I think my eyes bugged out for a second, and then I cheerfully yelled back at full volume, "Oh yes, Northside is very diverse and there are a lot of black families here!" followed by a great big fake fuck-you-you-fucking-racist smile, and then I went inside before I had to endure any more questions.
The bigger the hair, the closer to God.
"Velvet curtains in front, Iron Throne in the back!"
I was thinking of getting my hair cut short again, but now I'm afraid.
Oh, oh, oh....we need to pool our money for this castle!
Well, I can chip in for about ten square feet.
I think tonight, I get my pancakes.
I also have a haircut tomorrow. I'm slightly tempted to do something different with it, but I have no idea what, so.
Oh, crap, I forgot I need to drive to Sacramento after work. I seem to be kind of flailing through today for some reason.
And woohoo, someone called our realtor and asked for a showing of the house.
Thanks for the reminder - I just made a haircut appointment for next week! And it's on Friday which I like because they give you a discount on the color on Friday.
My day has been a weird cluster, but I think I've done what I can.
Also interesting: I don't feel like I'm making the best impression on my new boss, but he also keeps cancelling or pushing off our regular update meetings, so maybe he's not concerned? I can't tell.
Timelies all!
Looks like this weekend will be pretty quiet here. GOOD.

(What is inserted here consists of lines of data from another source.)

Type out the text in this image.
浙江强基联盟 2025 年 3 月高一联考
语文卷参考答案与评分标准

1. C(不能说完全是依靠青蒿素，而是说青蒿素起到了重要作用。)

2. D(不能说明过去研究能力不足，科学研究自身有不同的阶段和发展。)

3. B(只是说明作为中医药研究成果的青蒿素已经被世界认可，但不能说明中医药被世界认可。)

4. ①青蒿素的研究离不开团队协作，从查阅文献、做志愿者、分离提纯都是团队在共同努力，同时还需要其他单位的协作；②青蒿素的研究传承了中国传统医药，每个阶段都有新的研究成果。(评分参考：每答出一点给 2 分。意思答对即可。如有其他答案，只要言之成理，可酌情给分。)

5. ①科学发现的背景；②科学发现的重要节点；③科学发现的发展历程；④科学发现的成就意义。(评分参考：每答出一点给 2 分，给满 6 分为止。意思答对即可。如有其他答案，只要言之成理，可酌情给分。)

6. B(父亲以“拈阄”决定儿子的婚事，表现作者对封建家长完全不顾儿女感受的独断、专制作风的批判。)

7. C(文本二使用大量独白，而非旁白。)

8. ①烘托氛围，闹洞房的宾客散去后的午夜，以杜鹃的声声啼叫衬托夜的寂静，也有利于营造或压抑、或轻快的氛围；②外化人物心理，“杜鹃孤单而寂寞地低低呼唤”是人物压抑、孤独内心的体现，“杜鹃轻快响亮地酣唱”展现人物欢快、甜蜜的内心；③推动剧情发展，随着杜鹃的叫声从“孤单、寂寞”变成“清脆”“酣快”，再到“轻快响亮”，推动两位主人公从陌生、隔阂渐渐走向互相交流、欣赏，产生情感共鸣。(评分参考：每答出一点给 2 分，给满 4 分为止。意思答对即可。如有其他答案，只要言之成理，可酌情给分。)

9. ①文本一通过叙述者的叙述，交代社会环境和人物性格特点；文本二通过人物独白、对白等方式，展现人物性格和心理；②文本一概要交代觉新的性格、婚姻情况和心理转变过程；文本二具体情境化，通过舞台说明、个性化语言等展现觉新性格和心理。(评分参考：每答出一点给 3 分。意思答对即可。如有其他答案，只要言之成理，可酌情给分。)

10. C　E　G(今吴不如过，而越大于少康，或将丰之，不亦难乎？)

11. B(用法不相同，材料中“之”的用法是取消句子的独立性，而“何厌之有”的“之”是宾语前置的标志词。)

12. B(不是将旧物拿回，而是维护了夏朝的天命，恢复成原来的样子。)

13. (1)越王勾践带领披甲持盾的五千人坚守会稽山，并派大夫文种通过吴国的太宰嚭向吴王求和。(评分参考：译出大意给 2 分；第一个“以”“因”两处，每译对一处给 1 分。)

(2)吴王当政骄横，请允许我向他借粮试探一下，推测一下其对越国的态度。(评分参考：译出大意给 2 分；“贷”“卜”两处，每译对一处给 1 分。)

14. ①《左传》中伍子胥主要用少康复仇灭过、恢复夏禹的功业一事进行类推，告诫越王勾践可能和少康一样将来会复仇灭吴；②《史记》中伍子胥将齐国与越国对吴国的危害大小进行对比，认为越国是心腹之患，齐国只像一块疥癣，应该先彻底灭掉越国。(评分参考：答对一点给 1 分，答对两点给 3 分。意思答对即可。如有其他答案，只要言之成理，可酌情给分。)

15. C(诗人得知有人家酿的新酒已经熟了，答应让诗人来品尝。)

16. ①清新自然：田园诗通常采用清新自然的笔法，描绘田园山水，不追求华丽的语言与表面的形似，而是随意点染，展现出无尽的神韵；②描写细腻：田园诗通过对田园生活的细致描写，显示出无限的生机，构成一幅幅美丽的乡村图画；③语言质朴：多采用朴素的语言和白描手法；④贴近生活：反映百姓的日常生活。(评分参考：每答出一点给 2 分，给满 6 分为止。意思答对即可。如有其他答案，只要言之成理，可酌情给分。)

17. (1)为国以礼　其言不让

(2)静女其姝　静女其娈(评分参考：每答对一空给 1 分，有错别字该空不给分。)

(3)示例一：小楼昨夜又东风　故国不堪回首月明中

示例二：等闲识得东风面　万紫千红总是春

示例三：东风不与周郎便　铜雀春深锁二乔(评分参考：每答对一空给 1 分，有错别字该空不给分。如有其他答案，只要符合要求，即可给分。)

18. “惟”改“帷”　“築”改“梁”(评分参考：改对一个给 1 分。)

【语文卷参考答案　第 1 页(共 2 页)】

In re the "dropped voice" ... back when I was a teenager (when dinosaurs roamed ghe earth), my then boyfriend (my first!) and I went out to dinner with my parents and some friends of theirs. They lived in New Canaan, Connecticut, and were, to put it politely, less than enlightened. At one point my boyfriend mentioned someone and said he was "a real hunk" ... which led to the woman tugging on my arm and stage-whispering "A hunk! Does he mean he's a HUNKIE?". I was able to say that, no, in our arcane teenage language it just meant he was good looking.